As the yoga classes continued I found my heart opening and noticed my mind was settling. I struggled with down dog, sun salutes, and Sanskrit. I loved dancer pose and how it made me feel strong and graceful. I felt alive in my body, mind and soul again. I sweated, I cried, and I was inspired because I was being taught yoga, real yoga, with teachings, readings, poetry, love and quiet inquiry.
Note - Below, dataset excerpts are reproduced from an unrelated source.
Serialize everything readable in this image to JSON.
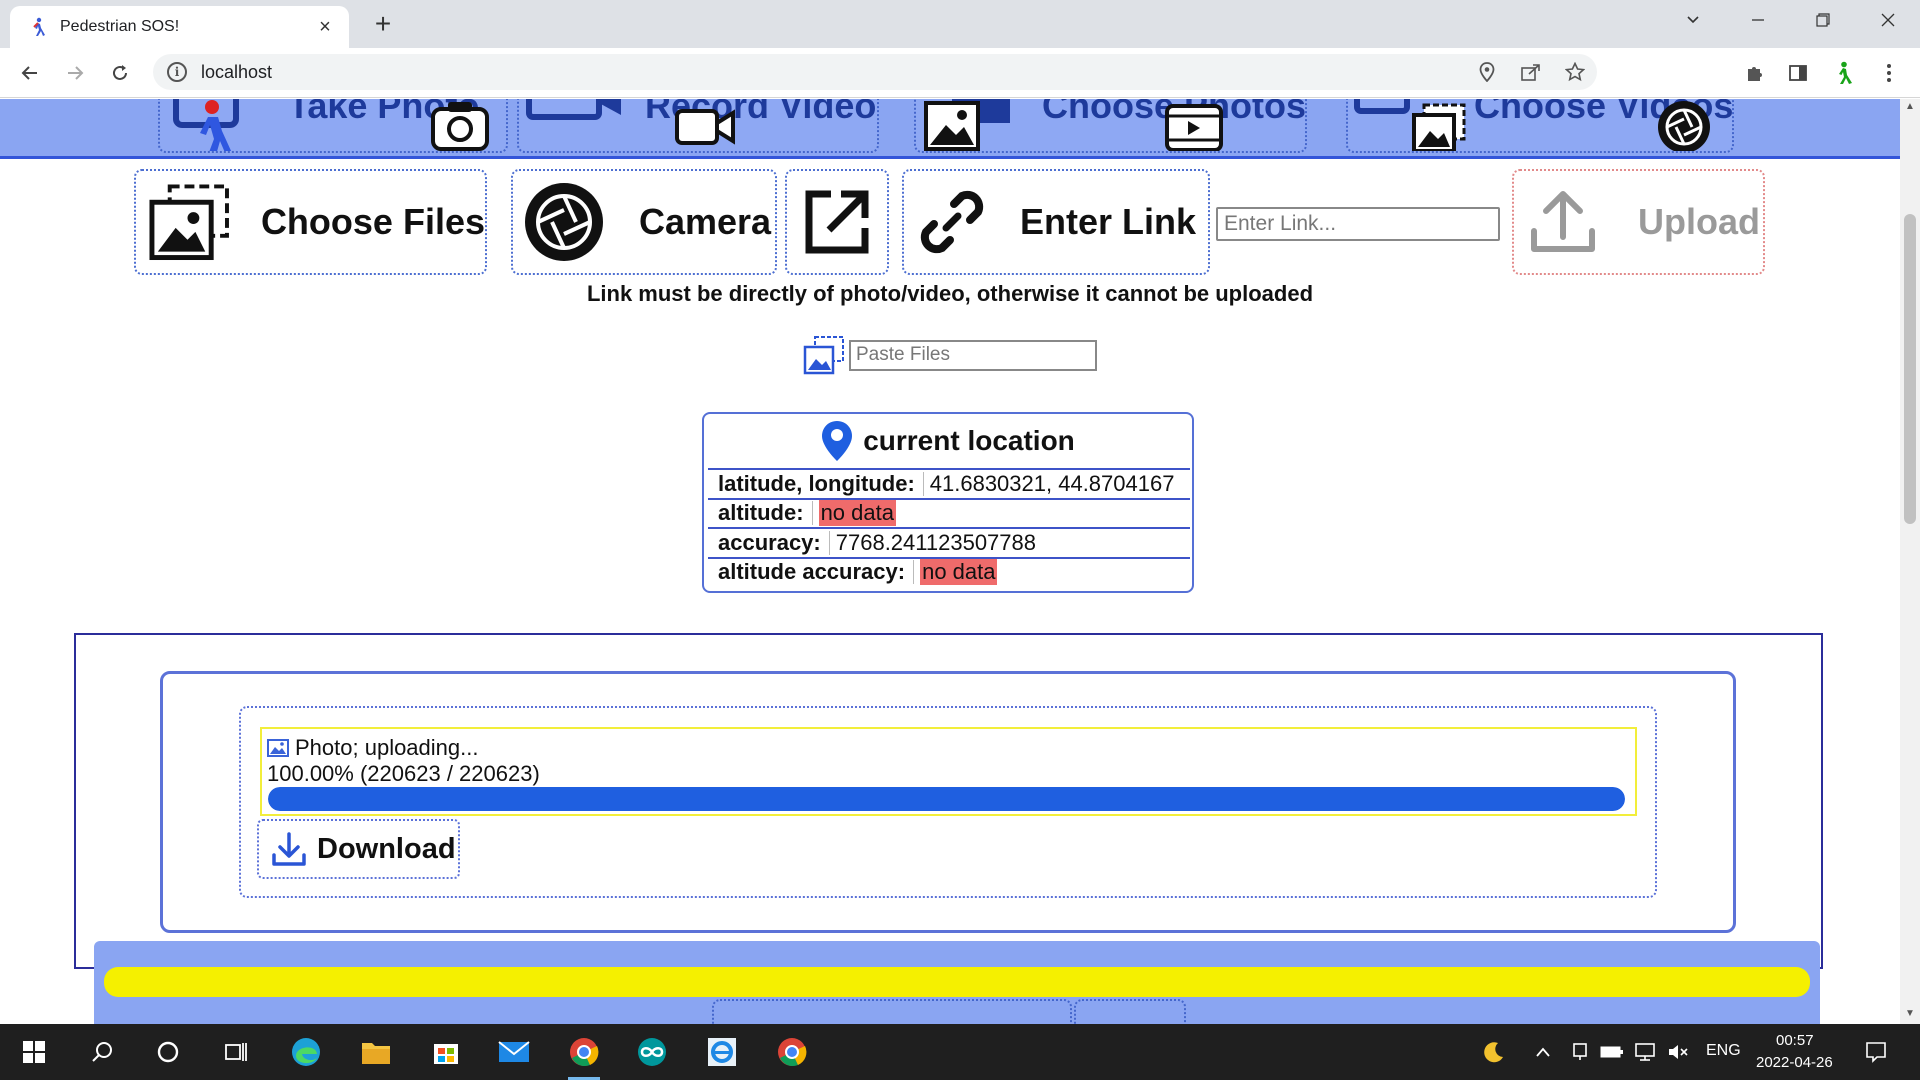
{
  "browser": {
    "tab_title": "Pedestrian SOS!",
    "url": "localhost"
  },
  "top_nav": {
    "buttons": [
      "Take Photo",
      "Record Video",
      "Choose Photos",
      "Choose Videos"
    ]
  },
  "actions": {
    "choose_files": "Choose Files",
    "camera": "Camera",
    "enter_link": "Enter Link",
    "link_placeholder": "Enter Link...",
    "upload": "Upload"
  },
  "hint": "Link must be directly of photo/video, otherwise it cannot be uploaded",
  "paste": {
    "placeholder": "Paste Files"
  },
  "location": {
    "title": "current location",
    "rows": [
      {
        "key": "latitude, longitude",
        "value": "41.6830321, 44.8704167",
        "missing": false
      },
      {
        "key": "altitude",
        "value": "no data",
        "missing": true
      },
      {
        "key": "accuracy",
        "value": "7768.241123507788",
        "missing": false
      },
      {
        "key": "altitude accuracy",
        "value": "no data",
        "missing": true
      }
    ]
  },
  "upload_item": {
    "status": "Photo; uploading...",
    "progress_text": "100.00% (220623 / 220623)",
    "progress_fraction": 1.0,
    "download_label": "Download"
  },
  "taskbar": {
    "language": "ENG",
    "time": "00:57",
    "date": "2022-04-26"
  },
  "colors": {
    "accent_blue": "#1f5fe0",
    "nav_blue": "#8aa5f2",
    "no_data_red": "#ef6b6b",
    "highlight_yellow": "#f5f000"
  }
}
Jennifer had a firm grasp on the history and offerings of yoga and she lived the teachings. Without a personal conversation or persuasion she signed me up for life. I was able to see that yoga had more to offer than simply exercise and stretching. It was a mind/body/spiritual practice that provided guidance for living a life of connection. The connection I desired with myself, others and the divine. Without knowing it Jennifer’s skilled and experienced teaching brought me through the messy aftermath of self-imposed suffering towards hope and healing. It was compassion, ahimsa, that opened the door. It was not a direct teaching of the yamas and niyamas that touched my heart, it was my teachers living example of them. It was the way she sat with the sun, held me safely with her words and how she lived her understanding of yoga that prompted my own adoption of yoga.
Suffering leads us all somewhere. Lucky for me I landed on the right beach. My someday came. I have a new marital status. On the last day of the retreat we sat in a circle and wrote sweet remembrances to each other. I have many of them tacked on a cork board in my office. Amongst them is one I wrote to myself and it reads “I will marry yoga now” and I did. Within three months of my first yoga class I was enrolled in a teacher training. Three years later I opened a yoga studio. This week, five years later, I am completing my 500 hour teacher training and am working on curriculum to teach chiropractors how to utilize yoga for rehabilitation and patient management.
I could not have predicted the line of life events that opened up for me after landing broken hearted on that beach at that retreat. Maybe I was just in an influential state or karma or divine intervention really was at play. Maybe it was the huge does of kindness I was extended and extended to myself because of the influence of an amazing teacher. I only know that I felt I was spiritually challenged to take my seat in meditation on a beach someday. Perhaps, the best yoga I learned was yoga taught by someone just being herself. Her influence, her yoga, her simple way of being sacred and present with the sun and the wind taught me just as much as any yama or niyama ever could.
A very deep and heartfelt, Namaste, to Jennifer Schelter and Radiant Retreat.